X 2!  You already answered your question, don't second guess yourself.  You can not beat a Honda


----------



## Buford_Dawg (Dec 23, 2008)

*96 Honda 300 fourtrax*

Never had one problem with it.  Go with a Honda and you will not be disappointed.


----------



## bear-229 (Dec 23, 2008)

if you have the $$$ buy a can-am. without a doubt the best atv out there.


----------



## Trizey (Dec 23, 2008)

Honda for Southern Powersports...


----------



## duckdawgdixie (Dec 23, 2008)

go with a polaris better ride than anything else better 4 wheel drive than anything else and the 09s have more power than everybody else


----------



## dixiejacket (Dec 23, 2008)

*Atv*

I prefer Yamaha but certainly couldn't say anything bad about Honda.  Personally, wouldn't buy any brand other than these.


----------



## Deerhead (Jan 5, 2009)

Do your self a favor and check the Suzuki line.  I just upgraded my 1986 LT250 with a 2007 King Quad 450.  I wanted a new one plus needed a softer ride!  It goes faster than I want it too.  The 450 to the 750 uses the same frame.  Choose your options auto, power steering… liquid cooled, 4-wheel independent suspension, ample ground clearance,  fuel injection,… Choose your horse power (400, 450, 500, 750)!  Its manufactured in Rome, GA.  

I had my 450 up to 56mph and let off. My friend had his KQ750 up to 70mph.  So if speed is what you want the 750 has lots of it!  

Have fun shopping!


----------



## germag (Jan 5, 2009)

All of the Japanese machines are good. I've had Yamahas, Hondas, and Polaris (never again). The best machine I ever had...bar none...was a 1998 Yamaha Big Bear 350 with a high/low range and 5 speed transmission that got stolen. They don't make a machine like that any more, but if they did it would be all I'd buy. Since that old Big Bear isn't available any more I'll go with Honda from here on out. I have a 2007 420 Rancher ES that is an awesome machine. You can't beat the Hondas for pure reliability and quality. You just can't hardly kill 'em.


----------



## thanson (Jan 6, 2009)

HONDA,HONDA,HONDA or wish you bought a HONDA


----------



## Rivershot (Jan 6, 2009)

germag said:


> All of the Japanese machines are good. I've had Yamahas, Hondas, and Polaris (never again). The best machine I ever had...bar none...was a 1998 Yamaha Big Bear 350 with a high/low range and 5 speed transmission that got stolen. They don't make a machine like that any more, but if they did it would be all I'd buy. Since that old Big Bear isn't available any more I'll go with Honda from here on out. I have a 2007 420 Rancher ES that is an awesome machine. You can't beat the Hondas for pure reliability and quality. You just can't hardly kill 'em.

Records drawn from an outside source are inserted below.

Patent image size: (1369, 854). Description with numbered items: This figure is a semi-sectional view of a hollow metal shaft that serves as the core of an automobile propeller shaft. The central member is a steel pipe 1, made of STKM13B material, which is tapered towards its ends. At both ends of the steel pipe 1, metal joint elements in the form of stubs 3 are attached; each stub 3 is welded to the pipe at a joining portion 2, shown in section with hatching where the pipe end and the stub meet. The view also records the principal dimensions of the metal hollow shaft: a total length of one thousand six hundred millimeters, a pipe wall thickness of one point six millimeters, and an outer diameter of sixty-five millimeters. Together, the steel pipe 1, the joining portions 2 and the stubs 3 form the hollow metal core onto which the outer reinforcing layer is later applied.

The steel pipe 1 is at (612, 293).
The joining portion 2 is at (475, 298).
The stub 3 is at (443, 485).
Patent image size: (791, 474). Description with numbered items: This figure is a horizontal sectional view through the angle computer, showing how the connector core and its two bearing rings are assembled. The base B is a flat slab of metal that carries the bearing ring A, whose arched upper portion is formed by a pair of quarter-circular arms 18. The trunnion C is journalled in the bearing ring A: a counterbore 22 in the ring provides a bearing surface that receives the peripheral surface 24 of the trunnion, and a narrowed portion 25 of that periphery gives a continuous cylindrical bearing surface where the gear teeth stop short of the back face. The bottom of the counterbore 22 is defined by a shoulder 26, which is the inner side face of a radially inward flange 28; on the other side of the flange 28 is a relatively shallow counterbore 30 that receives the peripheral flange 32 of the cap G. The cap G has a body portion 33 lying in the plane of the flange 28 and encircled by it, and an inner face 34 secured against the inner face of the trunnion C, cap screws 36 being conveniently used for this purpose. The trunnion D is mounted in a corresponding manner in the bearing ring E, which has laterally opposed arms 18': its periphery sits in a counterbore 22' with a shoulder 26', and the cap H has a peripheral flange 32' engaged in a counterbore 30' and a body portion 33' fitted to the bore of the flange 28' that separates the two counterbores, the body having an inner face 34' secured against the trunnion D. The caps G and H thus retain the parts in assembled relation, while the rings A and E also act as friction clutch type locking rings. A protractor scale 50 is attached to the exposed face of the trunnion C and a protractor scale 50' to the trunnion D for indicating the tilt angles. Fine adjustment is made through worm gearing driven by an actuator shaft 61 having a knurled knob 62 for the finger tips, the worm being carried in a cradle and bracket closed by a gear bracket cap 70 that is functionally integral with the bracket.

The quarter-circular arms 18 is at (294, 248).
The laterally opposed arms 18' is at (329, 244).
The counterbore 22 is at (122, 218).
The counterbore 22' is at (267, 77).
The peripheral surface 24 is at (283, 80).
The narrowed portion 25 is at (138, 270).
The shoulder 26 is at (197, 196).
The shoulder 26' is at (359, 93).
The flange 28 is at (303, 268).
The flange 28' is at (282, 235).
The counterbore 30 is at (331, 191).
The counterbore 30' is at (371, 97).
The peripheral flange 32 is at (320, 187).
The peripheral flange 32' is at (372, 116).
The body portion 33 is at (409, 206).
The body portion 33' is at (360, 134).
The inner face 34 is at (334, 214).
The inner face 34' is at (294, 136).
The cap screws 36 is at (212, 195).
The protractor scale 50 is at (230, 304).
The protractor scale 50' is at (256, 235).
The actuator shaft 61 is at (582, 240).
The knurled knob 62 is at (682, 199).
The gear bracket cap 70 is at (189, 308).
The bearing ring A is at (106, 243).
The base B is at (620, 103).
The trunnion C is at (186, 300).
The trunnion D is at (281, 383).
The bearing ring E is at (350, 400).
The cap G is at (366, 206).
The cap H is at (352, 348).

I bought a new Big bear 400 in November, no high-low but it is geared very low, starting out in first with good traction will give you whip lash. It came with Mud Lites and is 2wh-4wh or 4 wheel with diff lock and independent rear susp. If top speed is what you want look else where, if you want stump pulling, mud bogging power you can't beat it, it also fits in the bed of my truck with 3 tool boxes (1 cross and 2 side) with the gate up.


----------



## btt202 (Jan 6, 2009)

honda 500 FE camo out the door $$$$$4999 http://www.southernhonda.com/


----------



## sawyerrt10 (Jan 6, 2009)

as an ATV Safety Instructor, I have ridden just about everything.  My opinion is to go to each showroom and find the one that fits you. If you have friends or family that has ATV's test ride as many as you can.  That is what I did when I bought mine.  Was looking at the Yamaha Grizley 660 or the Kawasaki Praire 700.  Decided on the 700 due to a wider wheelbase.  The 660 seemed too top heavy to me.  Also decide what will the primary use for the ATV be?  Just my $.02

For what its worth, Most of the hondas here in the South are made about 8 miles from my house here in SC.


----------



## jkdodge (Jan 10, 2009)

Just to throw this out there. There is a new company that is actually located out of Ga. The name on the Bike is CrossRunner. I just bought three of them two for my boys and a 250 for me. These little bikes for the money are awsome. They are made in China but from  what ive been told most all parts are the same as yamaha


----------



## Razor Blade (Jan 10, 2009)

HONDAHONDAHNONDAHONDAHONDAHONDAHONDAHONDAHONDAHONDAHONDAHONDAHONDAHONDAHONDAHONDAHONDAHONDAHONDA, 

OH DID I SAY      HONDAHONDAHONDAHONDAHONDA

I  have had a honda  300 since about 95' a 400 fourman since 99' a recon since about 2000, never had any problems 
I have had a rhino since 04' , and already been in the shop .
You answered your own question , you had it for 13 years !!


----------



## Allen Waters (Jan 10, 2009)

honda. by far the most reliable and highest resale value.


----------



## Buano (Jan 10, 2009)

eagle-eye said:


> no major problems at all, but it is going on 13 years old!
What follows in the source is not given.